The Film
Charlie Chaplin took his time coming around to the world of talking pictures, not directing his first all-talkie until almost a decade-and-a-half after the era began. But with that film, 1940’s The Great Dictator, Chaplin sure had something to say. A direct attack on the person of Adolf Hitler made at a time when the United States was still firmly isolationist and a number of European countries were in appeasement mode, the film is bold, if a little clumsy, and in hindsight, more than a little problematic.
Chaplin himself declared he would’ve never made the film if he had known the true atrocities of the Holocaust being perpetrated when he made it. That puts him in a better position than Roberto Benigni, whose comic stylings of the Holocaust in Life is Beautiful come with no such caveat. Still, The Great Dictator treads some uncomfortable territory with its juxtaposition of slapstick and references to concentration camps and ghettos.

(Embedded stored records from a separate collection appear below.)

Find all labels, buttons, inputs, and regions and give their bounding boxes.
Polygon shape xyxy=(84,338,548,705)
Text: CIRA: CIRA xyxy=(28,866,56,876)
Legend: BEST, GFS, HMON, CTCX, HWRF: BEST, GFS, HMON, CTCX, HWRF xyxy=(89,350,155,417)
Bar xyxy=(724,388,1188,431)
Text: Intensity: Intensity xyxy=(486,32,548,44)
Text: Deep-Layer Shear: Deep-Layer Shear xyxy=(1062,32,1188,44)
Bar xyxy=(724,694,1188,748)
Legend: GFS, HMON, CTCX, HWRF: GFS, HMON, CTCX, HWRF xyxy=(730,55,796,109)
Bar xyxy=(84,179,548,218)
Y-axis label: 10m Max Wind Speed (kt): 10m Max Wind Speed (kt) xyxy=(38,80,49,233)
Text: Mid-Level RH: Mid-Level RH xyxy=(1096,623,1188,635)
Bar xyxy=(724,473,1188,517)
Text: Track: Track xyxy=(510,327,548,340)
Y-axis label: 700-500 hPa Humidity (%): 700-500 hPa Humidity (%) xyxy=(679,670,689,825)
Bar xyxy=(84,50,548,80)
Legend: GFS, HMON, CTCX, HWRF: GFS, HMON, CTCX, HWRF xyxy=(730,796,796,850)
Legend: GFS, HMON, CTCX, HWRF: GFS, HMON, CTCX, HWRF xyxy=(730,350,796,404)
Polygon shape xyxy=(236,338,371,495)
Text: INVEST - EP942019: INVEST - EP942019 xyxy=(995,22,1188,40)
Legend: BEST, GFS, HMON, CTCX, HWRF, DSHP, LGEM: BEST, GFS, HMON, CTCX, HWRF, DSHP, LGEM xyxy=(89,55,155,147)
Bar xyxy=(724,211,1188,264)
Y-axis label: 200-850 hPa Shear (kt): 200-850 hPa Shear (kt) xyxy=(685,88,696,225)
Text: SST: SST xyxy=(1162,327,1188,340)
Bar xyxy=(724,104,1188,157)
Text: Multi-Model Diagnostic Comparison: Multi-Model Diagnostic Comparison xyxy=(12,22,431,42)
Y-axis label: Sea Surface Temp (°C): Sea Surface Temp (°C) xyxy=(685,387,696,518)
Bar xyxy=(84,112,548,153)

It’s also not a very effective satire. The film’s portrayal of Hitler stand-in Adenoid Hynkel, the dictator of Tomania, mostly relies on scenes of blustering speeches, given in a ridiculous faux-German dialect, peppered with “sauerkrauts” and “wienerschnitzels.” Is a snickering depiction of how silly German sounds really the most withering attack you can mount?
That’s not to say The Great Dictator is without value. Chaplin is adept at playing both the vain, preening Hynkel and the poor Jewish barber living in the ghetto who bears a strong resemblance to him. While the scenes don’t reach the emotional heights of Modern Times, the barber’s romance with Hannah (Chaplin’s wife Paulette Goddard) is still quite charming, and there are a number of sequences that are downright delightful.
It’s somewhat telling though that the film’s best set pieces — a dud shell from a cannon, an upside-down plane ride, Hynkel’s iconic globe dance, the one-upmanship antics between Hynkel and Mussolini cypher Napaloni (Jack Oakie) — would have been perfectly at home in a silent film, or are essentially silent here. Much of Chaplin’s artistry stands on its own without words. Of course, the element of sound makes possible the film’s famous ending — with Chaplin as barber decrying (though not explicitly) the values of Nazism. I’m of two minds about this approach, which lacks elegance, but is so clearly heartfelt, it almost makes up for it.